Update custom plugin with WP-CLI

You would implement this:

https://make.wordpress.org/core/2021/06/29/introducing-update-uri-plugin-header-in-wordpress-5-8/

First you would add a Update URI: header to your plugin with a custom domain.

Second, you would add a filter to your plugin, using the filter name update_plugins_{$hostname} where {$hostname} is the value you gave your Update URI: . E.g. Update URI: example.com would have the filter update_plugins_example.com.

In this filter, you would then run some code that checks if there is an update for your plugin. When your code is finished running, it will return the answer.

https://developer.wordpress.org/reference/hooks/update_plugins_hostname/

The value you return will need to be an array containing the values in the parameter section. Or it can return false to indicate there are not updates.

The second and third parameters can be used to figure out which plugin WP is asking for update information.

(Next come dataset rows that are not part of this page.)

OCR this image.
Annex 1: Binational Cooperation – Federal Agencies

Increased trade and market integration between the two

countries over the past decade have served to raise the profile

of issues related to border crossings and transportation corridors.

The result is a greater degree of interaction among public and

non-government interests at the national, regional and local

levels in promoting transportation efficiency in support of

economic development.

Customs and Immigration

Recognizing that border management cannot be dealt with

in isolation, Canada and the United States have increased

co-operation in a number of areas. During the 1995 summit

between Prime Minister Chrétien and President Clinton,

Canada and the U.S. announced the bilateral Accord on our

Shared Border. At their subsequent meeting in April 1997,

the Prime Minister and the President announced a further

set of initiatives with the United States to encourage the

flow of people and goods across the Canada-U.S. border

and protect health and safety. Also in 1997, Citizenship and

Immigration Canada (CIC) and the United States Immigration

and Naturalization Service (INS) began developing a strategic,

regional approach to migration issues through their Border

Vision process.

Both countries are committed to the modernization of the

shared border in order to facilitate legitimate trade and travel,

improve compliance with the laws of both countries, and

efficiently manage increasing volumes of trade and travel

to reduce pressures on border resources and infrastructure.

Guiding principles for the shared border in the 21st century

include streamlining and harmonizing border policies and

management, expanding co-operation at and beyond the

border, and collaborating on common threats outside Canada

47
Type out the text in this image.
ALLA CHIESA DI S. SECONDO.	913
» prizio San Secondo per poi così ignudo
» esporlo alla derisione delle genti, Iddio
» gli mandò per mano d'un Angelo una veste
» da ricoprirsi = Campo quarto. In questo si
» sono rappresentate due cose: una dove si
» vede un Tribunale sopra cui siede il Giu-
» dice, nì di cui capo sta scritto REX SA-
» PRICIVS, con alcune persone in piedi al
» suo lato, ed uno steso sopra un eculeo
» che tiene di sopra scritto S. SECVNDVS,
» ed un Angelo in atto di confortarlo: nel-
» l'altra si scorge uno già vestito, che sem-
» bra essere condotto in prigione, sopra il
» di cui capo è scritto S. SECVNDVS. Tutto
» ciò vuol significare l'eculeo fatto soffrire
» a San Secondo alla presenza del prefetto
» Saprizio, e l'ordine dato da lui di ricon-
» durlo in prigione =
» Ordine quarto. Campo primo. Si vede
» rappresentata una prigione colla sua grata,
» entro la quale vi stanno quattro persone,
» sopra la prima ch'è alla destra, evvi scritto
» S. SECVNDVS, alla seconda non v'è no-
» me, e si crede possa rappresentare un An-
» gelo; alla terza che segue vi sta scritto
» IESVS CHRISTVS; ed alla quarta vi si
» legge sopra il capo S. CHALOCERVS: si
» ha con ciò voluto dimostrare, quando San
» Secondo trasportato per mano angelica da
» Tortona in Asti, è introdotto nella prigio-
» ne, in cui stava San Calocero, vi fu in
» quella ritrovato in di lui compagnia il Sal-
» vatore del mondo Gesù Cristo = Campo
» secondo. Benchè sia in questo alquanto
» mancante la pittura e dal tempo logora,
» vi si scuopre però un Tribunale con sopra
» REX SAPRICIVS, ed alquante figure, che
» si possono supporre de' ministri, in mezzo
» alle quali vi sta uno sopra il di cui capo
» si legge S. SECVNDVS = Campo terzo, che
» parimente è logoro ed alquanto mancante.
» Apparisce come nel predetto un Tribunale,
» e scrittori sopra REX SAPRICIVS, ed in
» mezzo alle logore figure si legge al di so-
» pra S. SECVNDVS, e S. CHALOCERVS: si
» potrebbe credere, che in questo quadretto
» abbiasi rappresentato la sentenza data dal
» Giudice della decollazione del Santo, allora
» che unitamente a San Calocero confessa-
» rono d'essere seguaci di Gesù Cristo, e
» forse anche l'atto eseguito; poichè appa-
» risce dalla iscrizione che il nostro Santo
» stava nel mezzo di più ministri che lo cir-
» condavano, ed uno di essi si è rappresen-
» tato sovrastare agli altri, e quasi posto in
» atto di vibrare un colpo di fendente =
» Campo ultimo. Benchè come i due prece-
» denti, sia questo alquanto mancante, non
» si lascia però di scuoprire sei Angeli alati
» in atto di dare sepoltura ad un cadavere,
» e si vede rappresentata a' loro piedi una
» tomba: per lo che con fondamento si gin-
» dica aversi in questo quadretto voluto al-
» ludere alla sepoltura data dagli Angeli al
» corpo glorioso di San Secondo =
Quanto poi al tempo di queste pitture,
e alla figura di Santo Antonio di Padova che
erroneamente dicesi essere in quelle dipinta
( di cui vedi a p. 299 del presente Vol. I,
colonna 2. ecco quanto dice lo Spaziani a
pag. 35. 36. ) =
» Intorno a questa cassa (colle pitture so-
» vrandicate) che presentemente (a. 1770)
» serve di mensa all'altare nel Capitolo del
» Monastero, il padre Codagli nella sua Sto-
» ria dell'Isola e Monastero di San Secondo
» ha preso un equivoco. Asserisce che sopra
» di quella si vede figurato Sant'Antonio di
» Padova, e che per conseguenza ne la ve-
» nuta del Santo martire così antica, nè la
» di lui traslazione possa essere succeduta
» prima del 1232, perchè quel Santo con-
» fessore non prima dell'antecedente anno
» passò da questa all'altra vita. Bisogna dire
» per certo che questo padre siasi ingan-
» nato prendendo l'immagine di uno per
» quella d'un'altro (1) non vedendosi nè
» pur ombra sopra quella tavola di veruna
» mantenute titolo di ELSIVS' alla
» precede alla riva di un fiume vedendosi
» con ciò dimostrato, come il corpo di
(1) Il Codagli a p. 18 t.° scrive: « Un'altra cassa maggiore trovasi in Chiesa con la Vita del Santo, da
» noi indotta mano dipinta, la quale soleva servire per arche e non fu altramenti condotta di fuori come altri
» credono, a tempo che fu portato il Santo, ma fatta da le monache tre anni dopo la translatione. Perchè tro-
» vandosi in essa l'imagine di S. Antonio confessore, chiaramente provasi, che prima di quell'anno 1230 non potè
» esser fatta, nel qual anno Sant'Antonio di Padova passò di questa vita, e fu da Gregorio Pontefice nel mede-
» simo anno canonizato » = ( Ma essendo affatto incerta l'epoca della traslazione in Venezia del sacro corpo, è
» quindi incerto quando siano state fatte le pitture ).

There are very few examples of this filter being used, it’s very new and the documentation describes how to use it instead of demonstrating.

Here’s some untested pseudocode of what I think such a filter might look like:

add_filter( 'update_plugins_example.com', function( $update, array $plugin_data, string $plugin_file, $locales ) {
    // only check this plugin
    if ( $plugin_file !== 'myplugin.php' ) {
        return $update;
    }

    // already done update check elsewhere
    if ( ! empty( $update ) ) {
        return $update;
    }

    // CODE GOES HERE TO FIND UPDATE, maybe ask a server what
    // the latest version number is and call `version_compare`?
    $is_update_available = true;

    // no updates found
    if ( ! $is_update_available ) {
        return false;
    }

    // Update found?
    return [
        'slug' => 'myplugin',
        'version' => '9000',
        'url' => 'example.com/myplugin/',
        'package' => 'example.com/newversion.zip',
    ];
}, 10, 4 );

As for the actual checking of the update, that depends entirely on you, there is no canonical correct way to do that.

For example, you could toss a coin and return gibberish values. You could make a HTTP request to a file on a server to fetch the latest version number and compare it to the version installed. You could implement a license key check, or ping Githubs API for release versions, etc. It is entirely up to you.